OpenShift Lightspeed (OLS)

Red Hat OpenShift Lightspeed is an AI assistant integrated directly into the OpenShift web console. In this workshop, OLS is configured with OpenAI GPT-4o as the LLM backend, providing:

  • A chat panel accessible from any page in the OpenShift console

  • Natural language queries about cluster resources, troubleshooting, and — through MCP — data catalog exploration

  • On-cluster experience that requires no external LLM client configuration

Architecture

The end-to-end flow for AI-driven catalog exploration:

Workshop Attendee
    │
    ▼
OpenShift Console ──► Lightspeed Chat Panel
    │                        │
    │                        ▼
    │                  OpenAI API (GPT-4o)
    │                        │
    │                        ▼ (MCP Tool Calls - JSON-RPC 2.0)
    │                  DCS MCP Server
    │                  (ibm-data-cataloging namespace)
    │                        │
    │                        ▼
    │                  Data Catalog
    │                  (Metadata + Tags + Classifications)
    │                        │
    │                        ▼
    │                  Storage Sources
    │                  (Fusion, S3, NFS)

The key insight: MCP transforms storage from a passive data repository into an AI-native resource that can be explored, enriched, and governed through conversation.

Prerequisites Check

Before proceeding with the hands-on exercises, verify the following prerequisites are met on your cluster.

Check 1: Fusion Version

oc get csv -n ibm-spectrum-fusion-ns -o custom-columns='NAME:.metadata.name,DISPLAY:.spec.displayName,VERSION:.spec.version' | grep -i fusion

The output should show version 2.12 or higher. If your cluster runs an earlier version, skip to the Conceptual Walkthrough section.

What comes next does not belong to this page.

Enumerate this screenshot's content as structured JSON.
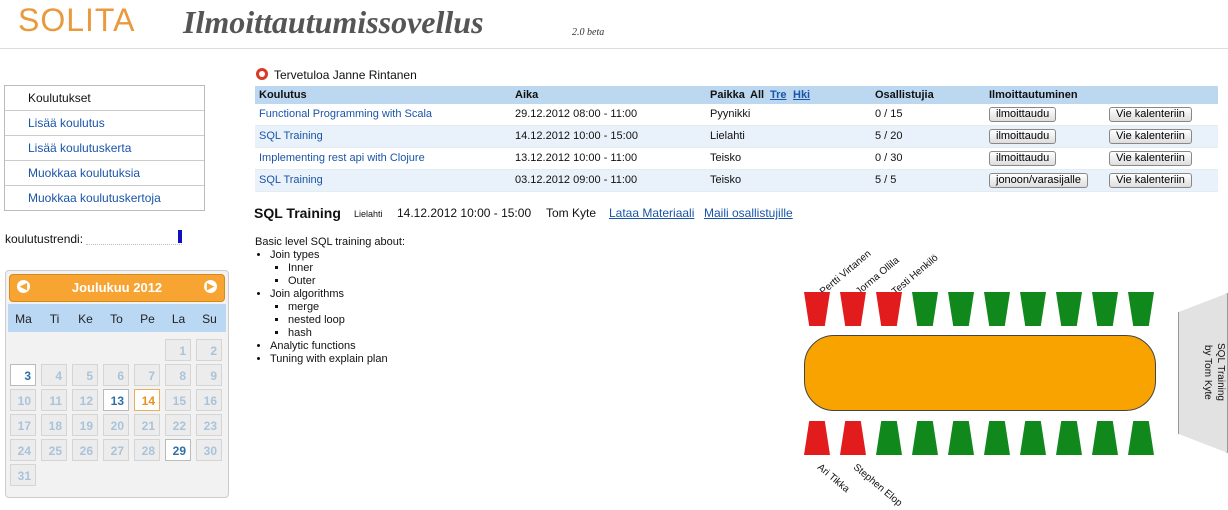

Check 2: Data Cataloging Service

oc get namespace ibm-data-cataloging 2>/dev/null && echo "DCS namespace exists" || echo "DCS namespace NOT found"
oc get pods -n ibm-data-cataloging --no-headers 2>/dev/null | head -10

You should see pods running in the ibm-data-cataloging namespace. If the namespace does not exist, DCS may not be installed — skip to the Conceptual Walkthrough section.

Check 3: OpenShift Lightspeed

oc get csv -A | grep -i lightspeed

Verify the Lightspeed operator is installed and the chat panel is visible in the OpenShift console (look for the Lightspeed icon in the top navigation bar).

If any of these prerequisites are not met, proceed directly to the Conceptual Walkthrough section for a guided overview of the DCS MCP capabilities.

Hands-on: Verify Sample Data

Before enabling the MCP Server, you need data in the catalog for the AI to explore. The workshop deploys an automated dcs-setup Job that handles the full ingestion pipeline: creating an S3 bucket, generating sample data, registering the data source in DCS, and triggering a catalog scan. In this section you will verify that the Job completed and the catalog is populated.

Step 1: Verify the Setup Job

The dcs-setup Job runs automatically during workshop provisioning. Check its status:

oc get job dcs-setup -n ibm-data-cataloging

You should see COMPLETIONS 1/1. If the Job is still running, wait a minute and re-check.

To view the Job’s full output:

oc logs job/dcs-setup -n ibm-data-cataloging -c setup --tail=30

Step 2: Verify the Data Connection

Confirm the S3 connection was registered and is online:

DCS_TOKEN=$(oc exec -n ibm-data-cataloging deploy/isd-proxy -- \
  curl -s "http://auth.ibm-data-cataloging.svc:80/auth/v1/token" \
    -u "sdadmin:$(oc get secret keystone -n ibm-data-cataloging -o jsonpath='{.data.password}' | base64 -d)" \
    -D /dev/stderr 2>&1 | grep -i 'x-auth-token' | awk '{print $2}' | tr -d '\r\n')
oc exec -n ibm-data-cataloging deploy/isd-proxy -- \
  curl -s "http://connmgr.ibm-data-cataloging.svc:80/connmgr/v1/connections" \
    -H "Authorization: Bearer ${DCS_TOKEN}" \
  | python3 -c "
import sys,json
conns = json.load(sys.stdin)
for c in conns:
    print(f\"Connection: {c['name']}  |  Platform: {c['platform']}  |  Online: {c['online']}  |  Records: {c['total_records']}\")
"

You should see a connection named workshop-sample-data with Online: 1 and a non-zero record count.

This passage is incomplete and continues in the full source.